A measure to decriminalize hallucinogenic magic mushrooms appeared headed for defeat Tuesday, with voters apparently deciding it was too bold even for Denver, a famously libertarian city.
Late results showed nearly 55% of voters had rejected the proposed ordinance.
That was a blow to supporters who had spent months touting the therapeutic properties of the naturally occurring mushrooms which contain the drug psilocybin, saying they were effective in treating anxiety, depression and drug addiction.
Some of those claims are backed up by researchers who are also quick to note that psilocybin is a powerful drug that should be taken only under strict supervision.
Critics said psilocybin mushrooms were primarily used recreationally, not for medicinal purposes. The measure, they said, was simply the first step toward legalizing and eventually commercializing a powerful drug.
“Marijuana has been more harmful than beneficial to our state. I applaud the voters of Denver for refusing to add another illicit drug to the problems we are already facing,” said Jeff Hunt, director of the Centennial Institute at Colorado Christian University, a conservative think tank. “Voters took an important step back from embracing yet another illicit drug.”
The ordinance, the first of its kind put to a vote in the nation, would have essentially prohibited local authorities from enforcing criminal penalties for possession of psilocybin mushrooms for personal use.
California failed to get a similar measure on the ballot last year, while activists in Oregon hope to put the issue to a statewide vote in 2020.
Denver has been a pioneer in drug legalization. It decriminalized marijuana in 2005, seven years before the state of Colorado became the first state to legalize it. Last November, the city tried to create the nation’s first safe injection site. That failed after being declared illegal by state and federal authorities.
Decriminalize Denver, the group spearheading the effort, threw an election watch party Tuesday night complete with a 6-foot-high “luminous flower of life vortex” and “fresh ethically minded mushroom-inspired cash kitchen.”
But when the first results came in showing the initiative trailing, a collective groan rose from the crowded room.
Still, those interviewed expressed optimism that the public will eventually embrace magic mushrooms, as it did with marijuana.

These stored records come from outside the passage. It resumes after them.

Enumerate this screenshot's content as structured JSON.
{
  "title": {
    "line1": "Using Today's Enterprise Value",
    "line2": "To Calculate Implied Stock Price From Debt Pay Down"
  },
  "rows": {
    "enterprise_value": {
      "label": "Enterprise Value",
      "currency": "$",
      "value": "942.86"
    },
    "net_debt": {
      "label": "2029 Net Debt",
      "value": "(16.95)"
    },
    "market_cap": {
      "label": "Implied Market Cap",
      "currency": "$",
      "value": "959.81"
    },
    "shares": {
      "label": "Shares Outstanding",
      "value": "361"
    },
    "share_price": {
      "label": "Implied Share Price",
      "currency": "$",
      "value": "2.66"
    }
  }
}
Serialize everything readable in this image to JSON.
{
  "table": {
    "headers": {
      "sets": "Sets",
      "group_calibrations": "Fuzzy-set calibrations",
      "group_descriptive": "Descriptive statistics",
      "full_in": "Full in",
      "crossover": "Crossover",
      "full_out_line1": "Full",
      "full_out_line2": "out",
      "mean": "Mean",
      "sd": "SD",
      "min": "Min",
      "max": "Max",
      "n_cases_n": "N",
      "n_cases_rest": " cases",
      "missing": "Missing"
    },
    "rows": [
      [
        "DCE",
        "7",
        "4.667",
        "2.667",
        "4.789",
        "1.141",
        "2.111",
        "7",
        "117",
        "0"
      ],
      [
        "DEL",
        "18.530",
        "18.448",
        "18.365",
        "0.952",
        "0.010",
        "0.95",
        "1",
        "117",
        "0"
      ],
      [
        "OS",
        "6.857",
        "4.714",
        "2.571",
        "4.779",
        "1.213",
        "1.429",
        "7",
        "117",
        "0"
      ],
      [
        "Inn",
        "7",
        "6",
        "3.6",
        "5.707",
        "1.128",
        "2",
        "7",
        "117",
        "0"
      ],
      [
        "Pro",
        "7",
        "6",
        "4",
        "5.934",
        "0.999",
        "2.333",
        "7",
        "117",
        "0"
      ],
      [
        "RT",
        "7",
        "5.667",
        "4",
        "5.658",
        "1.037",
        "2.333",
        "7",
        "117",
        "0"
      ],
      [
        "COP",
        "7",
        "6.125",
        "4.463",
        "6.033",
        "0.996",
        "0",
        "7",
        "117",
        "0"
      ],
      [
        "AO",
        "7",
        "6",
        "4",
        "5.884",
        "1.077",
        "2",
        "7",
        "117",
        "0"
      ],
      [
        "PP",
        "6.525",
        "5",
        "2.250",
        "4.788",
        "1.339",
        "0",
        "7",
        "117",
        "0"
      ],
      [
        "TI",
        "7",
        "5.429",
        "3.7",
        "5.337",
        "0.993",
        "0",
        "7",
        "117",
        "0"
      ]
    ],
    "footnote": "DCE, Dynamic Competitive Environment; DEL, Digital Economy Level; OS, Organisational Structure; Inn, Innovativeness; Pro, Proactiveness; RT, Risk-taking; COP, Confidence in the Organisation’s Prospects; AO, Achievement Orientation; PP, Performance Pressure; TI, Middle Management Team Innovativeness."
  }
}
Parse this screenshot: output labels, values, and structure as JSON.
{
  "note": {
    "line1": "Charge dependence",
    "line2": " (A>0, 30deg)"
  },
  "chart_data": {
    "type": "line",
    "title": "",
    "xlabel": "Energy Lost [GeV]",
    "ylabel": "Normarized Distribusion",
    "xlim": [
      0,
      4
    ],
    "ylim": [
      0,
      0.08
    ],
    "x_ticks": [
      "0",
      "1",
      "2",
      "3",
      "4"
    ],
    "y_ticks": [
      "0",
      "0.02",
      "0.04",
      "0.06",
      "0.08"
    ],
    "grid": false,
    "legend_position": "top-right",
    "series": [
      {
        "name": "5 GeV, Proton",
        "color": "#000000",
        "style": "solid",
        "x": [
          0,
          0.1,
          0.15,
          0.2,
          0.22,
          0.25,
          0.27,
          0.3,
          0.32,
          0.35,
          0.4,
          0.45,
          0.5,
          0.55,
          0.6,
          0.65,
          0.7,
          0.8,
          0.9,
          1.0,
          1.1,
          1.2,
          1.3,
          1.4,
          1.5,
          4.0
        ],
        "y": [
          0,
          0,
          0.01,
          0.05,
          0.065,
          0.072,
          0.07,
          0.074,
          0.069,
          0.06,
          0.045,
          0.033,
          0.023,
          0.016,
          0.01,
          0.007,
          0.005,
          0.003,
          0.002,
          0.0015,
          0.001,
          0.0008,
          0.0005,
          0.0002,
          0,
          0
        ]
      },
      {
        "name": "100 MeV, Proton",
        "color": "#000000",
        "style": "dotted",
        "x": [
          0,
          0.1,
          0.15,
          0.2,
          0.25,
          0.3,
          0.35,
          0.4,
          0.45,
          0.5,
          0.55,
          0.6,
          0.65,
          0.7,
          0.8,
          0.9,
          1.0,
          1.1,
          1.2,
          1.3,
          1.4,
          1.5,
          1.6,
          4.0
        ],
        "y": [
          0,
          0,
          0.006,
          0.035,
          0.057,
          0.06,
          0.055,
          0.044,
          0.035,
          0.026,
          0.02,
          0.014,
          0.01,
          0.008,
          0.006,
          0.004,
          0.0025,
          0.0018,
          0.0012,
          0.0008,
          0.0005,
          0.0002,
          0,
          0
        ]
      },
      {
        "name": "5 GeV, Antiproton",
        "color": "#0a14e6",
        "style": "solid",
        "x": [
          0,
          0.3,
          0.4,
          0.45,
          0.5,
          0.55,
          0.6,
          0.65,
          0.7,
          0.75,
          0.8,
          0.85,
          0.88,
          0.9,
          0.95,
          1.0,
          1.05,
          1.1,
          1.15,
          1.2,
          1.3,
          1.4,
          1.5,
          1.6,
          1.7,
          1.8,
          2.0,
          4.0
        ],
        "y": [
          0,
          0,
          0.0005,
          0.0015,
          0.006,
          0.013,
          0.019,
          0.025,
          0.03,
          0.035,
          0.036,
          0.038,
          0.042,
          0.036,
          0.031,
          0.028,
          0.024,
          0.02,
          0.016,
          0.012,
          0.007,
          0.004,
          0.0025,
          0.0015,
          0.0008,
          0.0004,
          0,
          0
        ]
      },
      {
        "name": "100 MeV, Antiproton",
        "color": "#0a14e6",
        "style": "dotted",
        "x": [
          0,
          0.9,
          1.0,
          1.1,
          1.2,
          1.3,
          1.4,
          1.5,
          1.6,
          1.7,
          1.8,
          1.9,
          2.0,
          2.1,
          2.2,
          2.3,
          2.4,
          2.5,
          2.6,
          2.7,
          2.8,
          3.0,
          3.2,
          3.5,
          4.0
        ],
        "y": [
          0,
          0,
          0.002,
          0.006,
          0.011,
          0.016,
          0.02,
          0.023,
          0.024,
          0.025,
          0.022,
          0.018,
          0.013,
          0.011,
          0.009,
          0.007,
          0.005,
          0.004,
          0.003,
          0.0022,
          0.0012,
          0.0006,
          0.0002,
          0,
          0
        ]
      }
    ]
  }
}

“I feel hopeful. We are all heading in the same direction,” said Eli Katz, who described himself as a “psychonaut.” “If we don’t get it right this time, then next time we will have a better understanding of the zeitgeist.”
Kevin Matthews, the activist behind the measure, said if the ordinance fails, they would try again.
“It’s win or learn tonight,” he said. “Even if we lose we have educated people. It just means we have more work to do. Either way, the conversation will go on.”